Hérault
Conjoncture
Montpellier : la fréquentation hôtelière « marque le pas » en janvier selon le cabinet Deloitte
Selon le dernier baromètre Deloitte relatif aux performances hôtelières des principales villes de France, le début 2012 « apparaît morose » avec une fréquentation « qui marque le pas dans des villes telles que Lille, Lyon et Montpellier après avoir bénéficié l’année dernière, à la même époque, d’une croissance très forte. » De fait, la fréquentation des hôtels de la capitale régionale est en recul dans la plupart des catégories.

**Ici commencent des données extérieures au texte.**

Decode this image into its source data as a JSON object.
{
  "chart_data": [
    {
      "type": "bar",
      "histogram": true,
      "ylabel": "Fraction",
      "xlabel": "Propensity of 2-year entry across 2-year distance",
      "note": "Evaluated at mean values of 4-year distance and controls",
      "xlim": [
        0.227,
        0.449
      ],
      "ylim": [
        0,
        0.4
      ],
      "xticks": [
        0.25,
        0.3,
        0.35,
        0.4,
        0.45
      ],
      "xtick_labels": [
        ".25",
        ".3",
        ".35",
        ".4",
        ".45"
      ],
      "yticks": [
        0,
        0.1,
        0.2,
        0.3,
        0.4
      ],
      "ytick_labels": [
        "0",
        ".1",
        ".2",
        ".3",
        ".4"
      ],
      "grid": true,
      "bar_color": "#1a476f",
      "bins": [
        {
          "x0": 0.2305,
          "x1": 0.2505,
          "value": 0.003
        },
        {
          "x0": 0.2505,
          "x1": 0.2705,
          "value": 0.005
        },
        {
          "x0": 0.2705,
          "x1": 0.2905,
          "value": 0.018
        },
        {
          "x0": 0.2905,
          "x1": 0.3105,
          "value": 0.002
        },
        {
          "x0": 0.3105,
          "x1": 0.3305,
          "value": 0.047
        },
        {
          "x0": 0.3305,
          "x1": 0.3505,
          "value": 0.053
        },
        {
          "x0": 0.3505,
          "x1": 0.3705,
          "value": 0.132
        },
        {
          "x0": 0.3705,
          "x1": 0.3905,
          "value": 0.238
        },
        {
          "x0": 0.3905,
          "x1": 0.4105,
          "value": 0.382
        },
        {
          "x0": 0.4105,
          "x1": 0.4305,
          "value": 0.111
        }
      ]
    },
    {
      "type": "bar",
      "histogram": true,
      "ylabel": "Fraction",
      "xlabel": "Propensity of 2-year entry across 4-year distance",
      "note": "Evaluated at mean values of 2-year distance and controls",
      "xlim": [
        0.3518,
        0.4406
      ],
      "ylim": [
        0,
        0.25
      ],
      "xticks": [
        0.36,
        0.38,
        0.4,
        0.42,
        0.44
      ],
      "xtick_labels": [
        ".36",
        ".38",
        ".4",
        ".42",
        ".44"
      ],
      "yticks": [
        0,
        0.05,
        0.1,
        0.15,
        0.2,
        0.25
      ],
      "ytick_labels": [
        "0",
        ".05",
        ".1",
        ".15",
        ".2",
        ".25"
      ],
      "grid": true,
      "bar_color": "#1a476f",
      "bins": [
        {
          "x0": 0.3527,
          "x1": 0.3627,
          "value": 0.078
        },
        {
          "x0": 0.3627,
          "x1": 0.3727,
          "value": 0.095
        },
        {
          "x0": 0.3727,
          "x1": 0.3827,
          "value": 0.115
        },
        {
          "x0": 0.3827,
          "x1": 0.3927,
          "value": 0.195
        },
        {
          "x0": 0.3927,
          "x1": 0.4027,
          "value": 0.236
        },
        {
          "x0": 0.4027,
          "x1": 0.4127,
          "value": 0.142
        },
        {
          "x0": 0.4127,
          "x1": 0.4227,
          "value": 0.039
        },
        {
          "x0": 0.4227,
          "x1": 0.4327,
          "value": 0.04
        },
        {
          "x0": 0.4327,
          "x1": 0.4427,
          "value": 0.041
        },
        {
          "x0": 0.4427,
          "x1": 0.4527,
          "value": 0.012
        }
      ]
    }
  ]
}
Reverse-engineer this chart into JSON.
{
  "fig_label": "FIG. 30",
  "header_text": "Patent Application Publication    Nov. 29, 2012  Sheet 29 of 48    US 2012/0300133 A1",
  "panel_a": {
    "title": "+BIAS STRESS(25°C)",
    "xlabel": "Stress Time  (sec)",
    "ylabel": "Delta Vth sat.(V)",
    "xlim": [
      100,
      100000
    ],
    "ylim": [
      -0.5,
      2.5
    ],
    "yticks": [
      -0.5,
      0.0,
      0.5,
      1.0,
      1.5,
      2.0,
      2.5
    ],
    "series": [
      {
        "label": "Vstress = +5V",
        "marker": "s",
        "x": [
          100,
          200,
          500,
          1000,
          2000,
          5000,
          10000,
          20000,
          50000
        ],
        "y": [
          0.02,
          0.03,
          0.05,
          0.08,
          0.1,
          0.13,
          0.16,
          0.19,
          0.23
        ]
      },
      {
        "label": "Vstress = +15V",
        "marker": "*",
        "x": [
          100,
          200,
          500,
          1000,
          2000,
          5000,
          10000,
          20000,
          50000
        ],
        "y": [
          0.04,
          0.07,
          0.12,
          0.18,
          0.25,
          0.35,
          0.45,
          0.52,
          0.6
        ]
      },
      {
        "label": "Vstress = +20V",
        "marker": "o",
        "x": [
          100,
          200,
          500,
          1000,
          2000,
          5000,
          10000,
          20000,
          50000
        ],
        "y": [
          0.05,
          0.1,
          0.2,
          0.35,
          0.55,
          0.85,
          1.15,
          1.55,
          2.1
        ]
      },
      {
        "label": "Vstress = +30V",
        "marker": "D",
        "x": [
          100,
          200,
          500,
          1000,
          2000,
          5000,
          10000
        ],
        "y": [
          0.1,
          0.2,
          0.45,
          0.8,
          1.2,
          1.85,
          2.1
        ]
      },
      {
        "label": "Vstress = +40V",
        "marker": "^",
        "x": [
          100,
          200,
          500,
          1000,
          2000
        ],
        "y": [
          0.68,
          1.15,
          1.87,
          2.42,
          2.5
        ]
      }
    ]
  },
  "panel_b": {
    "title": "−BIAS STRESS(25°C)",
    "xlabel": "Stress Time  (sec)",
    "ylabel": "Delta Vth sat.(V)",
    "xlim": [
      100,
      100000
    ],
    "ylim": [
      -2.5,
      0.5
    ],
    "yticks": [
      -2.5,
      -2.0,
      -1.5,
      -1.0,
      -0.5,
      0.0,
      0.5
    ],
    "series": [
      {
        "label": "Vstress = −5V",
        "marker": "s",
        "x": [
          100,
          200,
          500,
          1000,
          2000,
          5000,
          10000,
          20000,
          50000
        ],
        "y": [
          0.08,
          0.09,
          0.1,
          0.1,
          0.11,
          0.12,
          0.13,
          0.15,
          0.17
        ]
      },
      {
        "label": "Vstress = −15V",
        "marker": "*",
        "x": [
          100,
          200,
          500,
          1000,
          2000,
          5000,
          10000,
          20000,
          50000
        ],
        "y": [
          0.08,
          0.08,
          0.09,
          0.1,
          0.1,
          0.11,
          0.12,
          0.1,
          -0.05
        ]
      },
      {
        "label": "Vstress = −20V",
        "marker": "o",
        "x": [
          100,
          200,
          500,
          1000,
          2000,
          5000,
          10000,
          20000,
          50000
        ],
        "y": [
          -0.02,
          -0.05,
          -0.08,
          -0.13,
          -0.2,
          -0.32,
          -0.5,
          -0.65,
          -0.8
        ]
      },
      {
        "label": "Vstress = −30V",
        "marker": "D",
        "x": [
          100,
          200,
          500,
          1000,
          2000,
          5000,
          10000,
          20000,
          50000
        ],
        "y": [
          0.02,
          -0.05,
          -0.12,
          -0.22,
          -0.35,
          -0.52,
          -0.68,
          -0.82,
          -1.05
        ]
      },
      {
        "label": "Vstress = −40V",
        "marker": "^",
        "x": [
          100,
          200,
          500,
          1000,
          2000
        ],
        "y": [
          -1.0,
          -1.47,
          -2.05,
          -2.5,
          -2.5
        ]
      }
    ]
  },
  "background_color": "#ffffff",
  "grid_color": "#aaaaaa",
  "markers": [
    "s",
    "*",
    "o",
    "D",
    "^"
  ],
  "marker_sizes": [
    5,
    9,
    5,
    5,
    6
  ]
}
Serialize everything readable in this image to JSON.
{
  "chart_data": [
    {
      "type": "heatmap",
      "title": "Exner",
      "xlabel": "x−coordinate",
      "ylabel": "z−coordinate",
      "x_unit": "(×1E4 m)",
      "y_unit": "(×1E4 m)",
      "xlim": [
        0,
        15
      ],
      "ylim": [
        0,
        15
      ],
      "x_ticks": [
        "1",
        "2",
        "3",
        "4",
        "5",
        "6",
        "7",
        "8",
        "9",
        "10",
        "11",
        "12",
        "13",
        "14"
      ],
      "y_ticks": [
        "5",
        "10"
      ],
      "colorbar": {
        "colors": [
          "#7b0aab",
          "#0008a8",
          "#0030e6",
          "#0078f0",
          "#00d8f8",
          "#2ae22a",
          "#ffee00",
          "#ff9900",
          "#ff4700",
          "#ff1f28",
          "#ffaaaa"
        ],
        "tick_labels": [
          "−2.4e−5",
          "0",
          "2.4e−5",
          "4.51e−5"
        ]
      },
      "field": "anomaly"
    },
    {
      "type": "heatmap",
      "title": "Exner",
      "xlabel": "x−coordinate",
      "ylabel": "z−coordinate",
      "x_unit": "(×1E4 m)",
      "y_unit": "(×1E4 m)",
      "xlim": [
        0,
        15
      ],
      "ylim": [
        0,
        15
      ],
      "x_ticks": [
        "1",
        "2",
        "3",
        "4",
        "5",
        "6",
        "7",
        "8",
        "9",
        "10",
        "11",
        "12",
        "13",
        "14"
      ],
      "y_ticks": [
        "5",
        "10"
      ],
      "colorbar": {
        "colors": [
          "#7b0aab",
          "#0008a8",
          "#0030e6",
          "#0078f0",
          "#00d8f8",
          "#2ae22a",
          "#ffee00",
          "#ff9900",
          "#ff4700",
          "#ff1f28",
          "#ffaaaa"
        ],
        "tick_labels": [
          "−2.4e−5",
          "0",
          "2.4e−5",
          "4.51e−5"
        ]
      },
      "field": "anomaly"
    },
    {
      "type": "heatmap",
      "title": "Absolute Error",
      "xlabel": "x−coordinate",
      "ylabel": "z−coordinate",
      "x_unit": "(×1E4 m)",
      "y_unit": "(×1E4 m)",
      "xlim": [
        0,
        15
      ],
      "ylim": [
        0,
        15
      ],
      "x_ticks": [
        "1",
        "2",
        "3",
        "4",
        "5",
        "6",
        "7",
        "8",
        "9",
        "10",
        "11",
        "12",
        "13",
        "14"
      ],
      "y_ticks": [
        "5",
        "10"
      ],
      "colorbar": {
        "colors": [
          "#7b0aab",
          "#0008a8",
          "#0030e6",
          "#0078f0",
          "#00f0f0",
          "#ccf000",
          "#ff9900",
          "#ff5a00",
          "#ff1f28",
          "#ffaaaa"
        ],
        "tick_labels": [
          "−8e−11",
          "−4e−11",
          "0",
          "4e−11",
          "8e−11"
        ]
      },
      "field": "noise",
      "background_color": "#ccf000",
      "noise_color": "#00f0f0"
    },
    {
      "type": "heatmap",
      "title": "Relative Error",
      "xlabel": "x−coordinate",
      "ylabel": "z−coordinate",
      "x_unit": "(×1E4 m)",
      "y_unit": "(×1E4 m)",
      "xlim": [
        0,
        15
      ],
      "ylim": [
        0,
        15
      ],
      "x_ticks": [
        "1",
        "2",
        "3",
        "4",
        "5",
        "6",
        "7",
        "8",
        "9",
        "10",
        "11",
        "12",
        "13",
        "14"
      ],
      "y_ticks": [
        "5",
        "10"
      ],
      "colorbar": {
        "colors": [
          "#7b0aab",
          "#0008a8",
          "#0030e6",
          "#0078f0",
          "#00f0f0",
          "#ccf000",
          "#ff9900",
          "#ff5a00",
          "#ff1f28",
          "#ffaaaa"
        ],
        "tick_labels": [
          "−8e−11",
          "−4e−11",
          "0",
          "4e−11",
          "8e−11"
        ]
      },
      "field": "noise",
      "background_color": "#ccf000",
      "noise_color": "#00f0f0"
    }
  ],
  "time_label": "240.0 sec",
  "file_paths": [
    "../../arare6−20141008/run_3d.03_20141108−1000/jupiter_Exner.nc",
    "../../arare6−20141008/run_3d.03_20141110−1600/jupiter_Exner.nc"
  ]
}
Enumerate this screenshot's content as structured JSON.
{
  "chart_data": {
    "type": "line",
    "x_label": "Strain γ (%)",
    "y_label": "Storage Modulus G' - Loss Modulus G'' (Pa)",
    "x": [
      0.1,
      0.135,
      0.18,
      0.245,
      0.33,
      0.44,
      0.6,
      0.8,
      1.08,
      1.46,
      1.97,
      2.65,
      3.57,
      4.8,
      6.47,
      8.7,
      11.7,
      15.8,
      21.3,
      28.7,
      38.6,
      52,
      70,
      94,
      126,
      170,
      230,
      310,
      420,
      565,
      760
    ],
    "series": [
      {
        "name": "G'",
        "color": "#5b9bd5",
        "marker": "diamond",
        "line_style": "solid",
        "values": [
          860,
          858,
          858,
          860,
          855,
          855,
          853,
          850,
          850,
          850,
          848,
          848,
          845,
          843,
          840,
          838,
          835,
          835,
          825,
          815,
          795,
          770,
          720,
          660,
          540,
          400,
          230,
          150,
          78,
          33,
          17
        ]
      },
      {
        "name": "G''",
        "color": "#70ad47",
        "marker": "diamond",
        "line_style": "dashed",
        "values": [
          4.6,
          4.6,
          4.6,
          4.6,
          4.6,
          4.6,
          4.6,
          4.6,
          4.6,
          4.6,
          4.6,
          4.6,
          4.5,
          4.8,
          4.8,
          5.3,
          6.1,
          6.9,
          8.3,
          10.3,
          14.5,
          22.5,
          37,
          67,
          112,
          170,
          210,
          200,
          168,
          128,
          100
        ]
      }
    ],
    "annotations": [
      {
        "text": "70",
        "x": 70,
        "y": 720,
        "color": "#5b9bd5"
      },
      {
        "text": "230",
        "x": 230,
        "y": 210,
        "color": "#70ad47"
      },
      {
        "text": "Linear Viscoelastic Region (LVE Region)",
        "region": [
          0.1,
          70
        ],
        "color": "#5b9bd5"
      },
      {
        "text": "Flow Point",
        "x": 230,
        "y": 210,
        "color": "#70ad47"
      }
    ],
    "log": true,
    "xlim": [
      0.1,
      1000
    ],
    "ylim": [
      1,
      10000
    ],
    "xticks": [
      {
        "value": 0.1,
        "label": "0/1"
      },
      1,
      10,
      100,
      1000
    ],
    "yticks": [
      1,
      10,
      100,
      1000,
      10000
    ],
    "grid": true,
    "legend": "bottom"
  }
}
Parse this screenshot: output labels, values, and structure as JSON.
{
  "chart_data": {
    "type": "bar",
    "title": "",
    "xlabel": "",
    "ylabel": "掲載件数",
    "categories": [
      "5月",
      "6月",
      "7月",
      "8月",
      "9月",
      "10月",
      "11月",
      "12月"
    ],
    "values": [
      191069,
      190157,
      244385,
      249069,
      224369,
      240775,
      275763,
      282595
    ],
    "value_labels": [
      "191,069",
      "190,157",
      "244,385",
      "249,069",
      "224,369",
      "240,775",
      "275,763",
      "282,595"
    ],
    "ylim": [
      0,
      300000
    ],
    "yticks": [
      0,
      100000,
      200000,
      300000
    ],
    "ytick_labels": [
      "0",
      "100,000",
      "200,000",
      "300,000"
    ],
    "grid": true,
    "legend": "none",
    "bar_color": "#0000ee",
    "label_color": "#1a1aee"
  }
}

Les établissements classés « grand luxe et haut de gamme » (4 et 5 étoiles) voient leurs taux d’occupation baisser de – 8,7 % avec un RMC (recette moyenne par chambre) de 123 € (- 1,3 %) et un RevPAR (revenu moyen par chambre disponible) de 52 € (- 9,9 %). En milieu de gamme (3 étoiles), les TO affichent une baisse de – 4,7 % (51,9 %), pour un RMC de 90 € (- 6,8 %) et un RevPAR de 46 € (- 11,2 %). En classe économique (2 étoiles), le recul est de - 6,2 % au niveau des TO (56,7 %) et de - 2,8 % pour le RevPAR malgré une progression de + 3,4 % du RMC (68 €). Enfin, les hôtels de classe super économique le TO baisse de – 5,5 % (61,4 %), le RevPAR de – 2,2 % et le RMC progresse de 3,6 % (37 €). « Les perspectives de légère récession sur l’année 2012, l’augmentation du chômage, la montée en puissance de produits alternatifs à l’hôtellerie sont autant de facteurs qui pourraient pénaliser la croissance des performances de l’hôtellerie française en 2012 », estime le cabinet Deloitte/In Extenso dans ses conclusions. En 2011, et toujours selon Deloitte, l'hôtellerie montpelliéraine avait enregistré une fréquentation recdord et des performances "historiques" en terme de rentabilité.